Only A.J. Foyt’s seven titles stand above the Kiwi, and it seems increasingly likely Dixon will come to within one championship of Super Tex this year. At current form you’d just never bet against a seventh, either.

His single Indianapolis 500 victory came in 2008, though he has three pole positions at the Brickyard and has now finished a narrow second on three occasions across his 18 starts at the Speedway.

After this morning’s performance it would be another relatively safe bet that a second chance to raise the famous Borg Warner trophy sits in his future.

And before you think that Dixon is pigeonholed as just ‘an IndyCar’ guy, like all greats he can multi-task, too: he’s also won the Daytona 24 Hour Sports Car epic outright and in class on three occasions. He’s also stood on the LeMans podium.

As noted, however, numbers only go some of the way to unfolding the career Scott Dixon has forged.

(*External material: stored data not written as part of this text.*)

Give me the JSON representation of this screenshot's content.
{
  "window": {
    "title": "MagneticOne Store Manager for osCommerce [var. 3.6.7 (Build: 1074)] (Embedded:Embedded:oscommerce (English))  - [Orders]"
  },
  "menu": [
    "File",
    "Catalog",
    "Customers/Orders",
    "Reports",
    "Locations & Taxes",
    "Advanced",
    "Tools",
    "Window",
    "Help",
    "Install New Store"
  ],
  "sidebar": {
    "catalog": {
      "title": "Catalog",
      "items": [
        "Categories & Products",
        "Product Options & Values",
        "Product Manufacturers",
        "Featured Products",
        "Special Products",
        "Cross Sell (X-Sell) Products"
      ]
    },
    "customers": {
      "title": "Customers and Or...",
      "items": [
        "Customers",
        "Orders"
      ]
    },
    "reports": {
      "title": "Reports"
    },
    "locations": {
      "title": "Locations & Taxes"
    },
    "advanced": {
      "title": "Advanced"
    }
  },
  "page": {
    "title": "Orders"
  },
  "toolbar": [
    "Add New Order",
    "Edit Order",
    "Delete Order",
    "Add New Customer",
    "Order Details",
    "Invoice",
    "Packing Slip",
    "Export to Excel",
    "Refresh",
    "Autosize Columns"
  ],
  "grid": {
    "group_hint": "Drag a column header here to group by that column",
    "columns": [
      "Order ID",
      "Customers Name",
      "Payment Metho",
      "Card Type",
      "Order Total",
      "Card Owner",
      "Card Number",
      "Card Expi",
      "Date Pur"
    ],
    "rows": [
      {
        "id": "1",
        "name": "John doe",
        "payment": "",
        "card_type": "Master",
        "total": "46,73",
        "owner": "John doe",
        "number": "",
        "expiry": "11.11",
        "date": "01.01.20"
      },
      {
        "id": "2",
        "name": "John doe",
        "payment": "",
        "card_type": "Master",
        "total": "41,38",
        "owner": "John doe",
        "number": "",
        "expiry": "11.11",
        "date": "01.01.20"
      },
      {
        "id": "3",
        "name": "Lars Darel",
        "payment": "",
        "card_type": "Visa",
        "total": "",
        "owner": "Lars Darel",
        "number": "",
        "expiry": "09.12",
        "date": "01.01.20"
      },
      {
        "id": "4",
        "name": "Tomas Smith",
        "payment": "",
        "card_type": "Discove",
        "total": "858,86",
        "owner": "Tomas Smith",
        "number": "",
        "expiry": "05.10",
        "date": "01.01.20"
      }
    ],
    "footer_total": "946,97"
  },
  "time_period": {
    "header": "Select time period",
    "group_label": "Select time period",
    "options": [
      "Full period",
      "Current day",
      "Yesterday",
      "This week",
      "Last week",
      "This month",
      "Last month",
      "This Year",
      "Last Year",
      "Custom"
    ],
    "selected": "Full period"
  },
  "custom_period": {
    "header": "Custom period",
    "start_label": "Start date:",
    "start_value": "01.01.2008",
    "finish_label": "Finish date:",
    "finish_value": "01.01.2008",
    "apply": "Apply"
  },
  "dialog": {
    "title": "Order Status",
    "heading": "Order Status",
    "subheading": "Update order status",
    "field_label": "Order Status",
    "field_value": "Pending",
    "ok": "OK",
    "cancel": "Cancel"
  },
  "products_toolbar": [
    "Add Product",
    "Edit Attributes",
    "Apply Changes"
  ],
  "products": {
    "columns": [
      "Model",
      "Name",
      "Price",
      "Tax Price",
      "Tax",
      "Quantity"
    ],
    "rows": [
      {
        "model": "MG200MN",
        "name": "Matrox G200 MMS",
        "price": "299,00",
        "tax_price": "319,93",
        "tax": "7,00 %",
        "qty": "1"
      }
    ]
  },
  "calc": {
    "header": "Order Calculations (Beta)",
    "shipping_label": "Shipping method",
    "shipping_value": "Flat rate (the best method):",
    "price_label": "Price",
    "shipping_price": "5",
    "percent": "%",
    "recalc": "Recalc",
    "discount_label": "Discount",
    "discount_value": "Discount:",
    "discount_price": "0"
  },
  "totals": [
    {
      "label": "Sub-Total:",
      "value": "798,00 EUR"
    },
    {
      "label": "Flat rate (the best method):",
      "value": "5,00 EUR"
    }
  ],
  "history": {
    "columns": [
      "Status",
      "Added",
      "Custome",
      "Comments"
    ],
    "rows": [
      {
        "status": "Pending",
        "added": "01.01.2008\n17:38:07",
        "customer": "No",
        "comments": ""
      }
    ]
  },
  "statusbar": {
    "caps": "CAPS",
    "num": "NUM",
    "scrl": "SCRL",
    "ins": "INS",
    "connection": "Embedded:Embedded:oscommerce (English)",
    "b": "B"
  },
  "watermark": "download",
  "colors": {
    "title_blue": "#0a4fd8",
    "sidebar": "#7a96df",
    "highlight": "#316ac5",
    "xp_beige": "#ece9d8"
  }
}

There’s the unflinching loyalty to Chip Ganassi and his team, which began in 2002 and looks unlikely to end any time soon.

Then there’s the intangible skill he has in extracting more fuel from a tank than seemingly any other driver. In the same equipment and the same circumstances as everyone else, he magics his way to better economy which is so often the key to winning those kinds of races.

If people could tap Dixon’s ability to ‘make’ fuel in an IndyCar then the word’s issues with burning through the oil reserves would disappear.

All of this has occurred while flying under the radar, at least as much a guy who has dominated the sport for the better part of two decades can.

Outside the Indy 500, IndyCar’s lack of broad visibility has probably worked against Scott Dixon – at least in terms of what should be the status of a global motorsport superstar.. not that he cares.

As always, the stats only tell a portion of the story but his record in one of the most competitive era’s in the long, eventful, challenging and incredible open-wheel history in the United States will ensure that in years to come people will look back and go ‘how an earth did he achieve all that?’.

Much in the same way his rivals do now, after they get beaten time and time again by a driver who must surely now be New Zealand’s most successful sporting export ever.

At 40, Dixon is as fast as ever and more canny and clearly more race-wise than he has ever been. He continues to win as others of his vintage see their careers tail off yet also as the competition becomes ever tougher.

His is a remarkable story that one day will be shouted from the rooftops as one of the greatest ever. Of that, I am sure.